O poço dos desejos
Yoruyume-san era ainda um jovem rapaz quando encontrou um poço dos desejos atrás da casa da sua avó, no Norte. Agora, para aqueles que nunca viram um poço dos desejos, é certamente difícil imaginarem-no, mas vou tentar descrevê-lo como Yoroyume o viu: de longe, era como um muro em círculo, um muro de pedra creme rugosa, com carácteres romanos escritos em toda a sua volta. Pensar-se-ia que as suas pedras estivessem escuras e gastas como nos filmes, e no entanto eram claras e macias ao toque. De perto, via-se as magníficas pedras preciosas que tinha incrustadas no topo, e as flores raríssimas que cresciam à sua volta, bebendo a sua água mágica. Em cima tinha um pequeno tejadilho verde-escuro, que protegia do sol que (só naquele lugar) batia directamente, já que se abria uma pequena clareira entre os pinheiros selvagens. Do tejadilho pendiam finíssimos tubos de metal que ao balançarem ao vento tirlintavam. O calor abafava naquela tarde de fins de primavera, e o pequeno Yoru sentou-se ao lado do muro, à sombra do tejadilho. As tábuas de madeira estavam desenhadas a fio de ouro, e pequenas moscas-fadas brilhantes saltavam e dançavam entre elas de cabeça para baixo (porque como toda a gente sabe, o mundo das fadas é ao contrário). Encantado com as suas vozes mágicas e com as cores dos seus olhos, o menino começou a escavar no fundo do bolso das calças de ganga, até encontrar cinco escudos mesmo colados a um bocado de rebuçado derretido. Depois de a limpar convenientemente deixando apenas alguns bocadinhos de corante vermelho entre as bordas da moeda, levantou-se e espreitou lá para baixo. O poço era fundo, mas do seu fundo não vinha um ar abafado nem tropical - vinha um fumo, uma aragem fresca com odor a baunilha e a arroz doce - e a canela! Dobrou a língua, fechou os olhos com muita força e pos-se na posição em que se pedem os desejos aos poços dos desejos (de pé coxinho, com a mão direita atrás das costas e a mão esquerda o mais no ar possível). Depois gritou bem alto: "Poço dos desejos, fadas magicas do poço, concedam-me este desejo!" e abriu a mão, largando a moeda que caiu lentamente, como se o ar no poço fosse diferente. Foi então que se lembrou - mas qual desejo?! Oh não... pois sim, o pequeno Yoru esquecera-se do desejo. Girou as rodas dentadas do cérebro o mais rápido possível - queria que o pai voltasse - queria que o desenho que pintara atrás do sofá desaparecesse - queria que todos andassem atrás dele na escola:
- Quero ser feliz! -
toc!
(mesmo a tempo da moeda cair no fundo do poço)

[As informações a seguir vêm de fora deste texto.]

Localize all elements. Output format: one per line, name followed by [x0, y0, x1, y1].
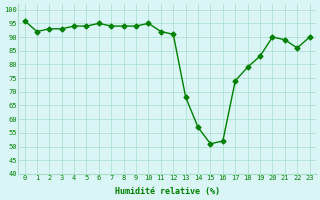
X-axis label: Humidité relative (%): Humidité relative (%)	[115, 187, 220, 196]
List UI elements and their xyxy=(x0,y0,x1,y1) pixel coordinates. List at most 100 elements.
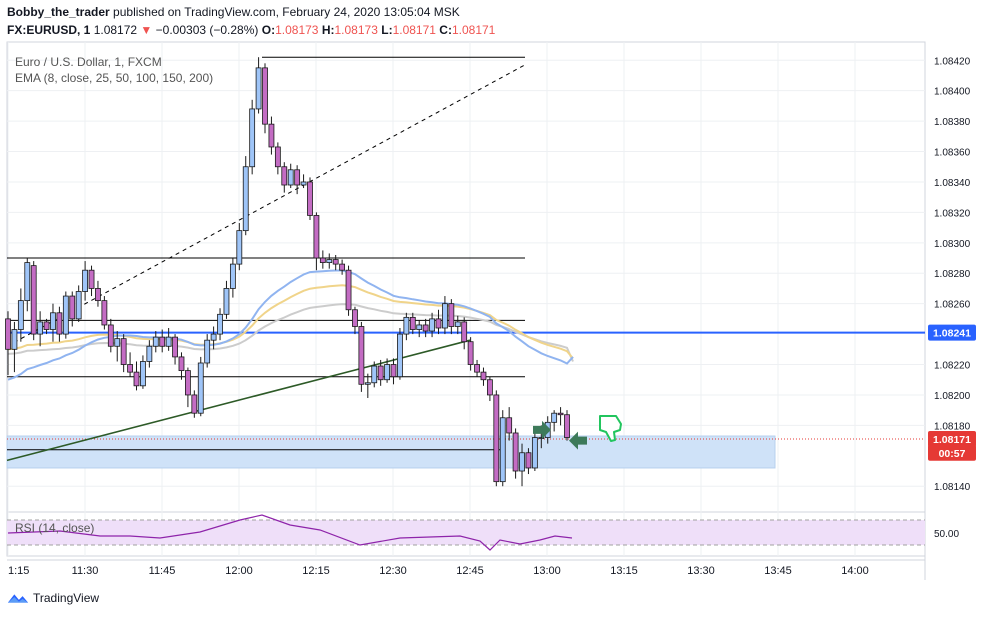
x-tick-label: 12:45 xyxy=(456,565,484,577)
x-tick-label: 11:30 xyxy=(72,565,99,577)
candle-body xyxy=(281,166,288,186)
tradingview-logo-icon xyxy=(7,594,29,603)
candle-body xyxy=(442,303,448,329)
y-tick-label: 1.08400 xyxy=(934,87,971,98)
candle-body xyxy=(377,365,384,381)
candle-body xyxy=(50,312,56,330)
low-value: 1.08171 xyxy=(392,23,436,37)
candle-body xyxy=(274,146,281,168)
candle-body xyxy=(339,263,346,271)
y-tick-label: 1.08220 xyxy=(934,361,971,372)
candle-body xyxy=(403,316,410,335)
high-value: 1.08173 xyxy=(334,23,378,37)
rsi-band xyxy=(7,520,925,545)
close-value: 1.08171 xyxy=(451,23,496,37)
candle-body xyxy=(564,414,570,438)
candle-body xyxy=(114,338,121,347)
candle-body xyxy=(384,364,390,381)
candle-body xyxy=(127,364,133,373)
ema-line-blue xyxy=(7,269,574,381)
candle-body xyxy=(95,288,101,302)
candle-body xyxy=(146,345,153,362)
ema-line-grey xyxy=(7,303,574,362)
candle-body xyxy=(101,300,108,326)
candle-body xyxy=(326,259,333,263)
candle-body xyxy=(210,333,217,341)
brand-text: TradingView xyxy=(33,591,100,605)
candle-body xyxy=(499,417,506,483)
low-label: L: xyxy=(381,23,393,37)
candle-body xyxy=(474,364,480,373)
y-tick-label: 1.08260 xyxy=(934,300,971,311)
y-tick-label: 1.08140 xyxy=(934,482,971,493)
plot-frame xyxy=(6,41,926,557)
x-tick-label: 13:30 xyxy=(687,565,715,577)
rsi-legend[interactable]: RSI (14, close) xyxy=(15,521,95,535)
y-tick-label: 1.08200 xyxy=(934,391,971,402)
candle-body xyxy=(255,67,262,110)
y-tick-label: 1.08420 xyxy=(934,56,971,67)
x-tick-label: 14:00 xyxy=(841,565,869,577)
author-name[interactable]: Bobby_the_trader xyxy=(7,5,110,19)
candle-body xyxy=(5,318,11,350)
y-tick-label: 1.08300 xyxy=(934,239,971,250)
y-tick-label: 1.08380 xyxy=(934,117,971,128)
candle-body xyxy=(345,269,352,311)
down-arrow-icon: ▼ xyxy=(140,23,153,37)
candle-body xyxy=(538,437,545,439)
candle-body xyxy=(454,321,461,327)
candle-body xyxy=(197,362,204,414)
candle-body xyxy=(204,339,211,364)
candle-body xyxy=(429,318,435,332)
candle-body xyxy=(352,309,358,327)
dashed-trend-line xyxy=(6,64,526,347)
x-tick-label: 1:15 xyxy=(8,565,29,577)
candle-body xyxy=(332,259,339,265)
candle-body xyxy=(531,437,538,469)
x-tick-label: 13:00 xyxy=(533,565,561,577)
candle-body xyxy=(486,379,493,396)
high-label: H: xyxy=(321,23,335,37)
candle-body xyxy=(512,432,519,472)
candle-body xyxy=(56,312,63,335)
candle-body xyxy=(165,336,172,347)
candle-body xyxy=(319,257,326,263)
candle-body xyxy=(159,336,166,347)
candle-body xyxy=(390,364,397,378)
candle-body xyxy=(152,336,159,347)
published-text: published on TradingView.com, February 2… xyxy=(113,5,460,19)
candle-body xyxy=(416,324,423,330)
close-label: C: xyxy=(439,23,452,37)
thumbs-down-icon xyxy=(599,415,622,442)
candle-body xyxy=(397,333,403,378)
candle-body xyxy=(140,361,146,387)
candle-body xyxy=(229,263,236,289)
candle-body xyxy=(262,67,268,125)
price-label-text: 1.08171 xyxy=(933,434,971,446)
ema-legend[interactable]: EMA (8, close, 25, 50, 100, 150, 200) xyxy=(15,71,214,85)
candle-body xyxy=(69,295,76,320)
tradingview-footer[interactable]: TradingView xyxy=(7,591,99,605)
candle-body xyxy=(236,230,243,265)
candle-body xyxy=(191,394,198,414)
price-label-text: 1.08241 xyxy=(933,328,971,340)
instrument-legend[interactable]: Euro / U.S. Dollar, 1, FXCM xyxy=(15,55,162,69)
price-label-box xyxy=(928,431,976,448)
open-label: O: xyxy=(261,23,276,37)
arrow-icon xyxy=(533,420,551,439)
ohlc-line: FX:EURUSD, 1 1.08172 ▼ −0.00303 (−0.28%)… xyxy=(7,23,495,37)
y-tick-label: 1.08180 xyxy=(934,421,971,432)
price-change: −0.00303 (−0.28%) xyxy=(155,23,259,37)
candle-body xyxy=(120,338,127,365)
candle-body xyxy=(11,329,18,350)
candle-body xyxy=(88,269,95,289)
publisher-line: Bobby_the_trader published on TradingVie… xyxy=(7,5,460,19)
candle-body xyxy=(30,265,37,335)
candle-body xyxy=(371,365,378,384)
candle-body xyxy=(172,336,178,358)
symbol-label: FX:EURUSD, 1 xyxy=(7,23,91,37)
x-tick-label: 11:45 xyxy=(149,565,176,577)
x-tick-label: 13:45 xyxy=(764,565,792,577)
candle-body xyxy=(519,452,525,472)
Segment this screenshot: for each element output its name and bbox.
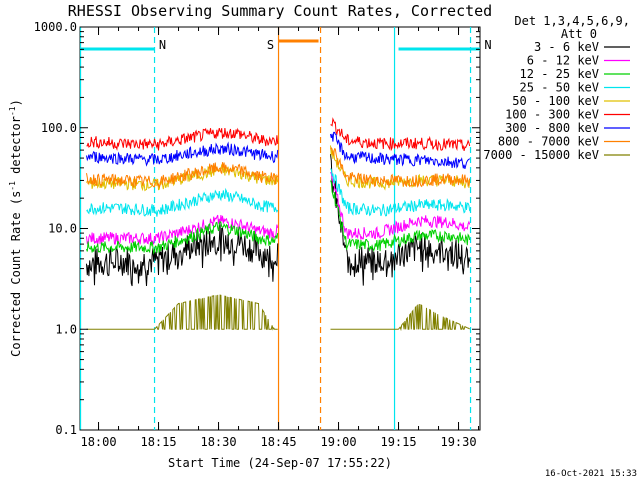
series-line bbox=[86, 146, 471, 189]
legend-entry-label: 100 - 300 keV bbox=[505, 108, 599, 122]
y-tick-label: 1000.0 bbox=[34, 20, 77, 34]
x-tick-label: 18:00 bbox=[80, 435, 116, 449]
chart-title: RHESSI Observing Summary Count Rates, Co… bbox=[68, 2, 492, 20]
flags-layer: N NS bbox=[80, 38, 492, 52]
y-tick-label: 10.0 bbox=[48, 222, 77, 236]
flag-label: S bbox=[267, 38, 274, 52]
series-line bbox=[86, 180, 471, 255]
series-layer bbox=[86, 117, 471, 332]
legend-entry-label: 300 - 800 keV bbox=[505, 121, 599, 135]
plot-frame bbox=[79, 26, 481, 431]
y-axis-label: Corrected Count Rate (s-1 detector-1) bbox=[8, 99, 23, 357]
y-axis-label-main: Corrected Count Rate (s bbox=[9, 191, 23, 357]
y-tick-label: 100.0 bbox=[41, 121, 77, 135]
eclipse-boundaries bbox=[79, 27, 472, 430]
series-line bbox=[86, 131, 471, 170]
x-axis-label: Start Time (24-Sep-07 17:55:22) bbox=[168, 456, 392, 470]
x-tick-label: 18:30 bbox=[200, 435, 236, 449]
legend-entry-label: 6 - 12 keV bbox=[527, 54, 599, 68]
x-tick-label: 19:30 bbox=[440, 435, 476, 449]
x-axis: 18:00 18:15 18:30 18:45 19:00 19:15 19:30 bbox=[80, 27, 480, 449]
y-axis-label-mid: detector bbox=[9, 116, 23, 181]
flag-label: N bbox=[484, 38, 491, 52]
legend-entry-label: 12 - 25 keV bbox=[520, 67, 599, 81]
legend-entry-label: 3 - 6 keV bbox=[534, 40, 599, 54]
legend-entry-label: 7000 - 15000 keV bbox=[483, 148, 599, 162]
x-tick-label: 19:00 bbox=[320, 435, 356, 449]
y-axis-label-exp2: -1 bbox=[8, 106, 17, 116]
y-axis-label-end: ) bbox=[9, 99, 23, 106]
x-tick-label: 18:15 bbox=[140, 435, 176, 449]
series-line bbox=[86, 168, 471, 217]
x-tick-label: 19:15 bbox=[380, 435, 416, 449]
legend-header-detectors: Det 1,3,4,5,6,9, bbox=[514, 14, 630, 28]
y-tick-label: 1.0 bbox=[55, 322, 77, 336]
legend-header-attenuator: Att 0 bbox=[561, 27, 597, 41]
legend-entry-label: 25 - 50 keV bbox=[520, 81, 599, 95]
legend-entry-label: 50 - 100 keV bbox=[512, 94, 599, 108]
y-axis-label-exp1: -1 bbox=[8, 181, 17, 191]
x-tick-label: 18:45 bbox=[260, 435, 296, 449]
timestamp: 16-Oct-2021 15:33 bbox=[545, 469, 637, 479]
y-tick-label: 0.1 bbox=[55, 423, 77, 437]
series-line bbox=[86, 294, 470, 332]
series-line bbox=[86, 117, 471, 152]
legend-entry-label: 800 - 7000 keV bbox=[498, 135, 599, 149]
flag-label: N bbox=[159, 38, 166, 52]
series-line bbox=[86, 154, 471, 287]
y-axis: 1000.0 100.0 10.0 1.0 0.1 bbox=[34, 20, 480, 437]
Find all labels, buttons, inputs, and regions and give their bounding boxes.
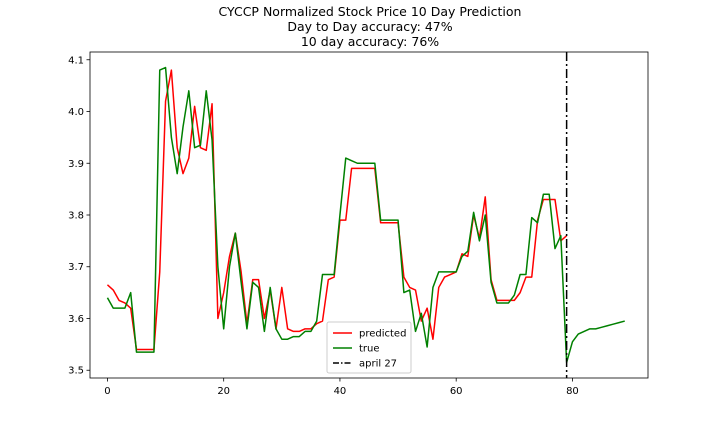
y-tick-label: 3.9 — [68, 159, 84, 170]
y-axis: 3.5 3.6 3.7 3.8 3.9 4.0 4.1 — [68, 55, 90, 377]
legend-label-predicted: predicted — [359, 329, 406, 340]
series-line-predicted — [106, 69, 568, 351]
legend-box — [326, 321, 412, 374]
title-line-1: CYCCP Normalized Stock Price 10 Day Pred… — [218, 4, 522, 19]
y-tick-label: 4.1 — [68, 55, 84, 66]
x-tick-label: 40 — [334, 386, 347, 397]
y-tick-label: 4.0 — [68, 107, 84, 118]
x-tick-label: 20 — [217, 386, 230, 397]
y-tick-label: 3.6 — [68, 314, 84, 325]
x-tick-label: 80 — [566, 386, 579, 397]
y-tick-label: 3.5 — [68, 366, 84, 377]
x-tick-label: 60 — [450, 386, 463, 397]
title-line-2: Day to Day accuracy: 47% — [287, 19, 453, 34]
x-axis: 0 20 40 60 80 — [104, 378, 579, 397]
y-tick-label: 3.7 — [68, 262, 84, 273]
title-line-3: 10 day accuracy: 76% — [300, 34, 440, 49]
legend: predicted true april 27 — [326, 321, 412, 374]
series-line-true — [106, 66, 625, 364]
y-tick-label: 3.8 — [68, 211, 84, 222]
series-layer — [106, 66, 625, 364]
chart-title: CYCCP Normalized Stock Price 10 Day Pred… — [0, 4, 720, 49]
x-tick-label: 0 — [104, 386, 110, 397]
legend-label-true: true — [359, 344, 380, 355]
legend-label-april-27: april 27 — [359, 359, 397, 370]
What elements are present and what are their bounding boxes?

Yoruyume-san não sabia bem porque tinha dito aquilo. Talvez ao pensar nas sardinhas da vizinha...! E as moscas-fadas ficaram de repente com um ar muito chateado e ofendido, a andarem de um lado para o outro tão depressa que até a cabeça lhe doía! Uma delas pairou no centro do poço e estendeu a mão. Parecia querer fazer as pazes, como as professoras obrigavam lá na escola. O que quer que ele tivesse feito para as ofender tanto... assim estaria resolvido. Yoruyume estendeu o braço, esticou-o o mais que pode e empoleirou-se na berma para conseguir lá chegar. Quando o seu dedo indicador tocou na pequena mão da mosca-fada, um sorriso maldoso e disforme emergiu na cara da fada, e os seus olhos tornaram-se pequeninos, pequeninos... Foi então que Yoroyume olhou para baixo e se apercebeu que caía. Mais tarde diria que a queda dentro daquele poço era como mergulhar em espuma de sabão: o as parecia feito de almofadas de penas (ou talvez esse fosse um sonho). Estava a cair, atrás da moeda, no fundo do poço mágico. E caía... caía... tão devagar que não resistiu, e, depois das lágrimas terem voado, adormeceu a fungar encostado a uma lufada de ar.